Estos aumentos se deben a factores locales y globales. Con respecto a los factores locales, como en tantos otros rubros, está el problema de la concentración oligopólica. En Argentina sólo hay dos empresas que fabrican ese tipo de papel. Por un lado, Celulosa Argentina y, en menor medida, Ledesma. Contra ellas apuntó Sacommano: “La falta de papel se debe a la menor producción de las dos empresas productoras de papel para hacer libros.” Sin embargo, en sus palabras hay una pista para mirar también los factores globales: ¿si estas dos empresas no fabrican papel para hacer libros, para qué lo fabrican? La pregunta tiene muchas respuestas, pero una de ellas, la más paradójica de todas, es la siguiente: para hacer el envoltorio de los libros.

Paquetes

Durante la pandemia, las restricciones de eventos y reuniones sociales, sumadas al teletrabajo, provocaron un gran descenso en las ventas de ropa, que, según algunas estimaciones, en Argentina osciló en torno al 60%. Al no circular los cuerpos, no fue necesario gastar dinero para envolverlos. Lo contrario sucedió con las cosas, incluidos los libros, cuya circulación se incrementó de manera exponencial, consolidando la expansión del comercio electrónico (o comercio on-line), y de las empresas de logística, como Amazon y Alibaba a nivel global, o MercadoLibre a nivel regional.

Las cosas van por millones de un lado a otro, pero no a través de fibra óptica o satélites, sino a campo traviesa por los territorios, guardadas en cajas de cartón o en sobres. En sobres de papel.

En ese marco, el negocio de hacer paquetes (o, si se prefiere un término más elegante, la industria del packaging) no ha dejado de crecer desde el 2014, impulsada por los nuevos hábitos de consumo. Los paquetes que envuelven los productos suelen ser de distintos materiales, como plástico, vidrio, metal o madera, pero el embalaje de papel y cartón mantiene su posición de liderazgo en el consumo global, y se prevé que esta posición se mantenga durante años.

Los motivos son varios: bajo costo, versatilidad, facilidad de impresión, sostenibilidad ambiental. La pandemia llevó la demanda a otra escala, y la industria del papel y de los productos forestales cruje.

Paradojas de papel

Una segunda promesa incumplida de la era digital aseguraba que los humanos sólo intercambiaríamos conocimiento y arte a través de canales cuasi inmateriales. No obstante, en los últimos años ha quedado en evidencia que tan ilusoria es esa versión lineal de la historia, que va desde las viejas tecnologías materiales a las nuevas tecnologías de la información en un progreso simple.
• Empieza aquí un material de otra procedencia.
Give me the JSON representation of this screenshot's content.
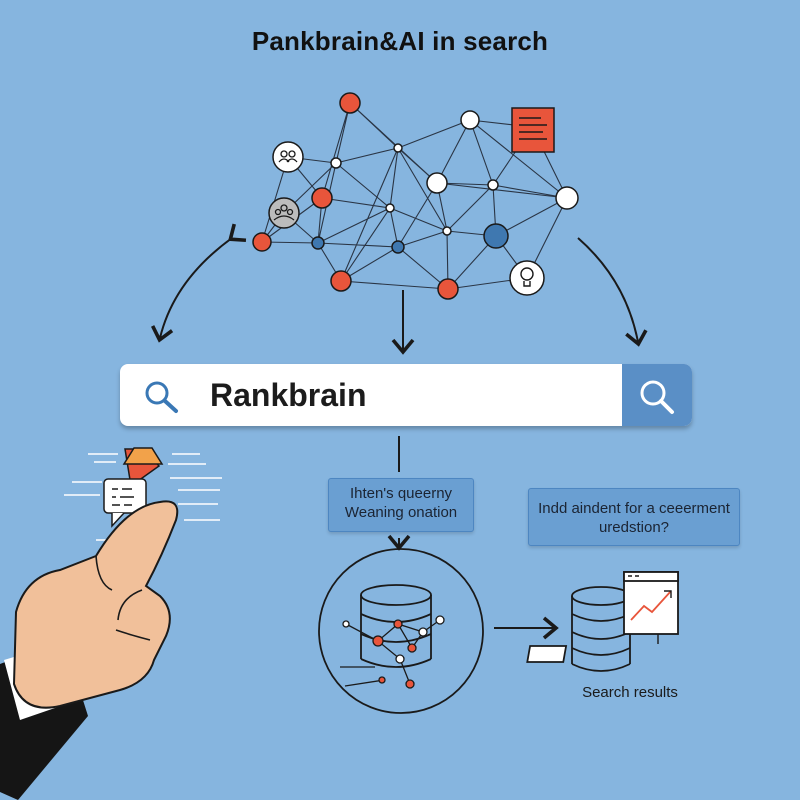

Por el contrario, mientras en un sentido los productos físicos se transforman en servicios digitalizados, en el otro sentido, los bits se traducen en paquetes de papel y cajas de cartón por millones. Los modernos algoritmos de la industria logística requieren utilizar más papel, más árboles, más planeta que nunca.

El sistema informático global no sólo consume materiales, sino que recupera y masifica antiguas tecnologías para sus necesidades.

Volviendo a los libros, pero sin salir del terreno paradojal, es interesante observar que, según la Organización Mundial de la Propiedad Intelectual (OMPI), los ingresos que se generaron en 2019 en la industria editorial (sector comercial y educativo) ascendieron a más de 67.000 millones de dólares. Por su parte, se estima que el tamaño del mercado mundial de envases y embalajes de papel y cartón alcanzará los 85.000 millones de dólares en 2023. En consecuencia, no es descabellado suponer que hacer papel para libros será menos rentable que hacer papel para los paquetes en los que viajarán los libros.

¿Pero, si todos hacen la caja para la cosa, quien hará la cosa?